Yellowface © Anna Chen – reproduced here with permission.
Linking to the Special Issue’s exploration of the politics of cross-racial performance, here Anna Chen performs her poem Yellowface. An excerpt from Chen’s poem appears in my article as an epigraph, but in this video the piece is performed in its entirety.
As I highlight in the longer piece, yellowface is a practice historically associated with the stereotypical impersonation of Asian, particularly Chinese, identities through the use of make-up and prosthetics. These practices reflect anxieties around racial difference in mainstream culture, working to exert power over Chinese bodies by controlling and demeaning their representation. In Classical Hollywood cinema, yellowface became justified on the basis that there were not enough qualified Asian actors to fill leading roles. Although Asians were cast as supporting actors, under the studio system white actors began to perform all leading Asian parts (using yellowface make-up and prosthetics), including characters that were not stereotyped. Yellowface therefore took on a new dimension as it excluded Asian actors from racially-specific roles, allowing it to embody both racial impersonation and racial discrimination.
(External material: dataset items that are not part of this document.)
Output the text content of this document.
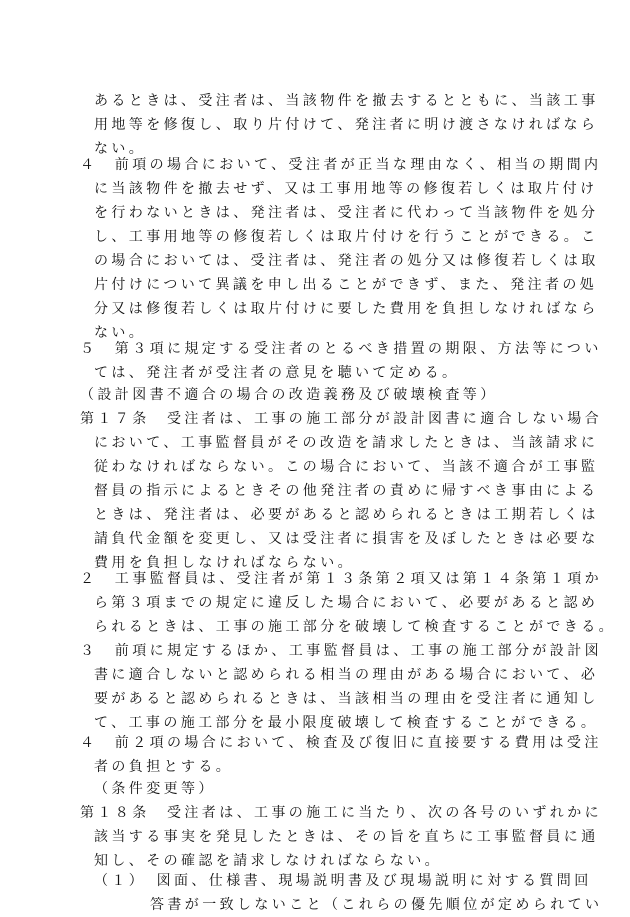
あるときは、受注者は、当該物件を撤去するとともに、当該工事
用地等を修復し、取り片付けて、発注者に明け渡さなければなら
ない。
４　前項の場合において、受注者が正当な理由なく、相当の期間内
に当該物件を撤去せず、又は工事用地等の修復若しくは取片付け
を行わないときは、発注者は、受注者に代わって当該物件を処分
し、工事用地等の修復若しくは取片付けを行うことができる。こ
の場合においては、受注者は、発注者の処分又は修復若しくは取
片付けについて異議を申し出ることができず、また、発注者の処
分又は修復若しくは取片付けに要した費用を負担しなければなら
ない。
５　第３項に規定する受注者のとるべき措置の期限、方法等につい
ては、発注者が受注者の意見を聴いて定める。
（設計図書不適合の場合の改造義務及び破壊検査等）
第１７条　受注者は、工事の施工部分が設計図書に適合しない場合
において、工事監督員がその改造を請求したときは、当該請求に
従わなければならない。この場合において、当該不適合が工事監
督員の指示によるときその他発注者の責めに帰すべき事由による
ときは、発注者は、必要があると認められるときは工期若しくは
請負代金額を変更し、又は受注者に損害を及ぼしたときは必要な
費用を負担しなければならない。
２　工事監督員は、受注者が第１３条第２項又は第１４条第１項か
ら第３項までの規定に違反した場合において、必要があると認め
られるときは、工事の施工部分を破壊して検査することができる。
３　前項に規定するほか、工事監督員は、工事の施工部分が設計図
書に適合しないと認められる相当の理由がある場合において、必
要があると認められるときは、当該相当の理由を受注者に通知し
て、工事の施工部分を最小限度破壊して検査することができる。
４　前２項の場合において、検査及び復旧に直接要する費用は受注
者の負担とする。
（条件変更等）
第１８条　受注者は、工事の施工に当たり、次の各号のいずれかに
該当する事実を発見したときは、その旨を直ちに工事監督員に通
知し、その確認を請求しなければならない。
（１）　図面、仕様書、現場説明書及び現場説明に対する質問回
答書が一致しないこと（これらの優先順位が定められてい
Chen’s poem Yellowface speaks to this legacy. In it, she reappropriates the term by satirically performing as the dominant position: ‘I’m yellow face’. Indeed, the visibility of her racial and cultural background in the video reinforces the critique. As Chen highlights the lure of yellowface, the desire for, and attraction towards, cultural difference, the poem’s satire emphasises how such dynamics contain the potential to dehumanise those of East Asian descent and erase them from popular culture. The poem constantly provides us with images of smallness, invisibility, obliteration and denial. Chen’s message is that any performance of yellowface, any exclusion of East Asian actors from roles linked to their own racial-ethnic background, is an act of cultural appropriation. It ‘scoop[s] you out’ and ‘eat[s] your soul’, leaving East Asians degraded and without access to their cultural roots. During The Orphan of Zhao controversy, Chen posted the poem on social media, using her artistic abilities to reinforce cultural activism. Indeed, the poem became an apt touchstone for many British East Asian artists protesting the casting of The Orphan of Zhao.